La vivienda unifamiliar que ocupa el 12 de la sevillana calle San Luis tiene, según el Registro de la Propiedad, tiene 144 metros cuadrados. Son datos conocidos porque allí vivió durante años con su familia Antonio Pulido, actual presidente de la Fundación Cajasol y que antes ocupó la presidencia de la entidad bancaria. En 2010 se trasladó y puso la vivienda en venta. Permanecía desocupada desde entonces.

Un colectivo feminista ha ocupado la casa del número 12 de la calle San Luis para crear un “espacio de resistencia feminista en la ciudad”. El grupo, que se autodenomina Casa Revolucioná de Mujeres, “La Revo”, se dio a conocer el año pasado cuando, el 1 de mayo, ocupó una vivienda en la Puerta del Osario, enclave que rebautizaron entonces como “Puerta del Ovario”.

Su nuevo hogar se inauguró ayer con una jornada de puertas abiertas. En la fachada se podía leer desde días antes un mensaje de bienvenida: “Esperamos que la curiosidad, las ganas de trabajar en común y la calidad y novedad de las actividades os anime a visitarnos; asimismo, también esperamos que todas las mujeres y vecinas que acudan a La Revo se encuentren como en su propia casa y la vayáis haciendo vuestra también”.

En su blog recuerdan la experiencia que vivieron en su primera ocupación, la del local que durante años ocupó el bar El Punto, que según explican abandonaron “porque las condiciones de la casa no se ajustaban a nuestras necesidades”. Ahora, “después de un año de trabajo interno (…) volvemos para anunciaros que por fin hemos abierto un nuevo espacio de resistencia feminista en la ciudad”.

Destaca el colectivo de activistas su emplazamiento: el norte del casco histórico. Es, aclaran, “un barrio con una importante historia de lucha y resistencia social y donde en las últimas décadas se han desarrollado salvajes y dramáticos procesos especulativos y de gentrificación, así como de privatización de los espacios públicos, cada vez más escasos en nuestros barrios”.

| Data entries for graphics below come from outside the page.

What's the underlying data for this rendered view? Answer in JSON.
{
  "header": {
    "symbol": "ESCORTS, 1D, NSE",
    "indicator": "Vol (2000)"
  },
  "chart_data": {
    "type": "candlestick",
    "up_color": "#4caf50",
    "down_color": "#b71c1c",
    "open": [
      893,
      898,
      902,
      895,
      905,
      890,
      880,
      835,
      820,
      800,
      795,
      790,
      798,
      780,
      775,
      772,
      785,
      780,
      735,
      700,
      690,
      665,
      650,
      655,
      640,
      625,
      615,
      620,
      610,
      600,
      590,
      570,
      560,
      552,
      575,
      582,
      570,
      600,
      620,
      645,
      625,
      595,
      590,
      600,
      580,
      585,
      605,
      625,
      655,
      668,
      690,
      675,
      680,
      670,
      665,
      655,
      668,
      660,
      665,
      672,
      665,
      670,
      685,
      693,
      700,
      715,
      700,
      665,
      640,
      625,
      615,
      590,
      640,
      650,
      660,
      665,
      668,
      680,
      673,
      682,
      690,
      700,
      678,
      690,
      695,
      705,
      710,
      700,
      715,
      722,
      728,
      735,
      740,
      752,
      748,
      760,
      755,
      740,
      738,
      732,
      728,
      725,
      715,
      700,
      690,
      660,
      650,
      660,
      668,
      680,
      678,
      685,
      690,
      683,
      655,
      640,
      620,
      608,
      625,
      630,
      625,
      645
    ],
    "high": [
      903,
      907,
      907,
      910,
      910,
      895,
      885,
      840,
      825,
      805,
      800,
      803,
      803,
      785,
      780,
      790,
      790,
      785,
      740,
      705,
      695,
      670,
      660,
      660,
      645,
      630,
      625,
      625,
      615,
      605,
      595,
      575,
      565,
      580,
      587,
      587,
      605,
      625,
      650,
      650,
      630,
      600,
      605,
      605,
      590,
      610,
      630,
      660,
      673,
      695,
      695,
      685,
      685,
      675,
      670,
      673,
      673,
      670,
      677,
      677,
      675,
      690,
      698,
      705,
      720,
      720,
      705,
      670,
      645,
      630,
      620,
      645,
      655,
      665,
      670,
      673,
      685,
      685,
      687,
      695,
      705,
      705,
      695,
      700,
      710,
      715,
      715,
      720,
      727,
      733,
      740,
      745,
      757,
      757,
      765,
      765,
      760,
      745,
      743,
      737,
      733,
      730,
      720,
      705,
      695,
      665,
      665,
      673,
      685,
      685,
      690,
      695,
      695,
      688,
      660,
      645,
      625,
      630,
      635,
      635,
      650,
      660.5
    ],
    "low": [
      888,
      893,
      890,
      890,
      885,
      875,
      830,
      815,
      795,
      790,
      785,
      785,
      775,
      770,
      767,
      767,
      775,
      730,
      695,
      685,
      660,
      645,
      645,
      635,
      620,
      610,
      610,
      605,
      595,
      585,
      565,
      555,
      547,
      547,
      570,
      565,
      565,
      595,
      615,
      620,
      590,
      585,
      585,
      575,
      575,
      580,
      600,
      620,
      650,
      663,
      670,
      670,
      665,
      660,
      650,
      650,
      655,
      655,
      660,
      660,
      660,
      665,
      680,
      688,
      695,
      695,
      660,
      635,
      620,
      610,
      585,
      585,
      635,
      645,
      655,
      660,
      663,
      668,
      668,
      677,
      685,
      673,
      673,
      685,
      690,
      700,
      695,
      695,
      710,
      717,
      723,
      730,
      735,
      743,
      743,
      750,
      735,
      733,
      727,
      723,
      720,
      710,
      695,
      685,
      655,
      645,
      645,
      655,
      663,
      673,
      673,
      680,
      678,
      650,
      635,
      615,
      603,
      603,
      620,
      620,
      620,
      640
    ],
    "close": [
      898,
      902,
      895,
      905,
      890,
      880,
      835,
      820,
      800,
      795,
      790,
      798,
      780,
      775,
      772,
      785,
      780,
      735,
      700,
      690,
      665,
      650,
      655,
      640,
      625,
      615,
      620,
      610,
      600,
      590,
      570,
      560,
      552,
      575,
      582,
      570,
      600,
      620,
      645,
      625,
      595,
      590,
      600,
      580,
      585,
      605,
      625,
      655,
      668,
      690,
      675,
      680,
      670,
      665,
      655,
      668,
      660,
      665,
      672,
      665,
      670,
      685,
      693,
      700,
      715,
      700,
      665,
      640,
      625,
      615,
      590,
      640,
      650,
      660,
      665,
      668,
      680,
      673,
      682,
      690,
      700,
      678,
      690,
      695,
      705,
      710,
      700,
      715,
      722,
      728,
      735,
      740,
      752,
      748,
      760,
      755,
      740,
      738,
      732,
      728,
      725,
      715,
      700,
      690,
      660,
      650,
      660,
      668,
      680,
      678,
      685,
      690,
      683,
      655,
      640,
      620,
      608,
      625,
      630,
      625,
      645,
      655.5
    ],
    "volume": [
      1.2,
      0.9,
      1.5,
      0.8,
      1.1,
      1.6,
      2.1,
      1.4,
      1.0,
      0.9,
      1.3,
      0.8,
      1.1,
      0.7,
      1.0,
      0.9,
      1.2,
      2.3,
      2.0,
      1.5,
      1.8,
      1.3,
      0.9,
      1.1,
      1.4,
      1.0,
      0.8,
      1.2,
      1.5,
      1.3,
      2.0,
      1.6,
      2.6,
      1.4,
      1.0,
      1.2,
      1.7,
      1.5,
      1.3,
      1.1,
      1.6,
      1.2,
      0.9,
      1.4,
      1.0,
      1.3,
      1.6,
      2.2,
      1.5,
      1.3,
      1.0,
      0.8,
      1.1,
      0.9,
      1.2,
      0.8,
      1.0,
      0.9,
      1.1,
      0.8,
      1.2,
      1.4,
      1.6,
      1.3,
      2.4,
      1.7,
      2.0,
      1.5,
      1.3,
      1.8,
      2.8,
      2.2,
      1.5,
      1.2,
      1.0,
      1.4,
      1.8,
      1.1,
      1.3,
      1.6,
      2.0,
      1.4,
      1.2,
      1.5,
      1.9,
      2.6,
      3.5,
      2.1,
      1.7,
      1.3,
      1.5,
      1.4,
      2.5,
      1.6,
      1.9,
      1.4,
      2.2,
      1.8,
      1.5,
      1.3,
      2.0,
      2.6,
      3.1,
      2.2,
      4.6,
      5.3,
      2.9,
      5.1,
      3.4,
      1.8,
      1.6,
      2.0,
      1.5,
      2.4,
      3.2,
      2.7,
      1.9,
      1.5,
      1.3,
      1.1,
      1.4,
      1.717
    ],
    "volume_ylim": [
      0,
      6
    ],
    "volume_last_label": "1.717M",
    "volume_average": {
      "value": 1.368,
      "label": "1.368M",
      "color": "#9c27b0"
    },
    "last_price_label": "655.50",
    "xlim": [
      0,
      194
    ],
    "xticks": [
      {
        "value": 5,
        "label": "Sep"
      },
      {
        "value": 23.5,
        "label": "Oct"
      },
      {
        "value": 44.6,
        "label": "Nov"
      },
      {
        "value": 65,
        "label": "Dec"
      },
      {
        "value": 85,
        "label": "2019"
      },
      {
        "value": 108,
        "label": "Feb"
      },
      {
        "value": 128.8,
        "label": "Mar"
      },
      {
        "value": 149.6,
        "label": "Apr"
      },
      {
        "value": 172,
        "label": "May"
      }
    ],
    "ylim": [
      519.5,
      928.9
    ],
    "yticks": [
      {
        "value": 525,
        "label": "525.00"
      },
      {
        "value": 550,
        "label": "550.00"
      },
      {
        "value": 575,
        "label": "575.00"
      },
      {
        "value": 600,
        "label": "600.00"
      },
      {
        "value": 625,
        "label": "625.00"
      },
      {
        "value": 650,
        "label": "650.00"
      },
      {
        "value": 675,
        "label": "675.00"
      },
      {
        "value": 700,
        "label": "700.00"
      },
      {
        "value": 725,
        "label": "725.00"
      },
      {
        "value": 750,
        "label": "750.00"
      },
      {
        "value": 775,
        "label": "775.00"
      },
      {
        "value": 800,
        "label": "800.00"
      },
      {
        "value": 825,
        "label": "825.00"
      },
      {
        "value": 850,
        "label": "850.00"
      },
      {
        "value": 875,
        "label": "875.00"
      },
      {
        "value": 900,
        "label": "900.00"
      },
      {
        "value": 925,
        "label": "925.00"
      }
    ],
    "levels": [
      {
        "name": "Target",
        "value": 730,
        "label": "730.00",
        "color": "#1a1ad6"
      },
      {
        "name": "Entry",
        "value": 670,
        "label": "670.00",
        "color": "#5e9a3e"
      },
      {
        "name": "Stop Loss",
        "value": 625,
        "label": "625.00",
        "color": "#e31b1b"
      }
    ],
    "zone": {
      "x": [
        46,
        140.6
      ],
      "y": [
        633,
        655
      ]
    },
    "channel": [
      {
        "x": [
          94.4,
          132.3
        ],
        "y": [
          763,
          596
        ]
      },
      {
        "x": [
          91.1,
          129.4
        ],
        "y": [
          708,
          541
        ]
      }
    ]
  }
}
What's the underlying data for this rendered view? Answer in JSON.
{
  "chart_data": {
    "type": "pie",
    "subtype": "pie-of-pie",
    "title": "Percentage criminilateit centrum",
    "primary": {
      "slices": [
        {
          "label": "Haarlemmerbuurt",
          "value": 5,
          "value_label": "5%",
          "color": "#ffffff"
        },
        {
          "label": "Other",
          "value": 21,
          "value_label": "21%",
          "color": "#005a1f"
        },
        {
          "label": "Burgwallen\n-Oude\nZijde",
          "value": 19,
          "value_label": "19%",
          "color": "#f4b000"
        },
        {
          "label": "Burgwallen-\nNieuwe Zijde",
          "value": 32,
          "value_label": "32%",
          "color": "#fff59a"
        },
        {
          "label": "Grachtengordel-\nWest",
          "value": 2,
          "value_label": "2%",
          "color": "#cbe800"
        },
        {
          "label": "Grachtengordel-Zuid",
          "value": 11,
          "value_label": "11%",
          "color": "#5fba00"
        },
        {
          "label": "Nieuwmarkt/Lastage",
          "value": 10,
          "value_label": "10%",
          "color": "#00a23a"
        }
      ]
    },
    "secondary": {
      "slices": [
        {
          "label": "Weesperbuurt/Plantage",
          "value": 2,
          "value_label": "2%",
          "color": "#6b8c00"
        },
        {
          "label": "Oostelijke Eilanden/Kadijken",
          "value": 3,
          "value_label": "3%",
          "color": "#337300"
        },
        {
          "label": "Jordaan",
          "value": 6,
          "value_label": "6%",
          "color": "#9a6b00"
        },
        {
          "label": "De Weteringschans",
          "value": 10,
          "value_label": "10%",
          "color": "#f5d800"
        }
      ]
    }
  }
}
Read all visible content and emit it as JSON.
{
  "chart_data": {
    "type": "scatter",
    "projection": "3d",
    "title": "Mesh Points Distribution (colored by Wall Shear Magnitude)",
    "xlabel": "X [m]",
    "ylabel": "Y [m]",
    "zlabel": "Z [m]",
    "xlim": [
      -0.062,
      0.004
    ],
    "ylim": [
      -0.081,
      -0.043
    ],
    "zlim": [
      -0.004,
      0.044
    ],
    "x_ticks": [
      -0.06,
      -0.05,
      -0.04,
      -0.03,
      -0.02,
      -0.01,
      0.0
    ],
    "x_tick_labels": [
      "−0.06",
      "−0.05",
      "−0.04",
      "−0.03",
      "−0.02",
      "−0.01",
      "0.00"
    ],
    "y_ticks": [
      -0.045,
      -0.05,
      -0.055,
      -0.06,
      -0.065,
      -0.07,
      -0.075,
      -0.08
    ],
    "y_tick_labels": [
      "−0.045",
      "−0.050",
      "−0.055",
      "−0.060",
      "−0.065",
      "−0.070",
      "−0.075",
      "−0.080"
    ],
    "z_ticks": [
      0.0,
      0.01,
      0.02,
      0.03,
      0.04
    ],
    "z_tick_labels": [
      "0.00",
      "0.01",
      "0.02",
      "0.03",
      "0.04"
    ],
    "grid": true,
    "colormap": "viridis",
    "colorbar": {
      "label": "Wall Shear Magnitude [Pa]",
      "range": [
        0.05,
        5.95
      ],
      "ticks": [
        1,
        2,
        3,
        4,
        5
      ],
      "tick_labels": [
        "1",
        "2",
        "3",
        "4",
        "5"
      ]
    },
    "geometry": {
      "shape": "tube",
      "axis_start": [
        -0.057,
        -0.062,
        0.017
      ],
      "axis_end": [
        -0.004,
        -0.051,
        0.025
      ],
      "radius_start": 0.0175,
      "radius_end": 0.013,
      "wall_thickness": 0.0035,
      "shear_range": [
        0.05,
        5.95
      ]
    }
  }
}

Asumen también en el blog que “quizás algunas personas sigan sin entender el porqué de un espacio no mixto. Lo único que podemos decir es que nosotrxs lo necesitamos: necesitamos construirnos a nosotrxs mismxs, a nuestra historia y a nuestro propio lugar; necesitamos hacer llegar el feminismo más lejos; necesitamos espacios de comunicación crítica y de producción de pensamiento colectivo; necesitamos un espacio físico, liberado y libre de actitudes opresoras, donde fortalecernos, conocernos, cuidarnos y hacer que esta lucha se visibilice, se multiplique y se propague”.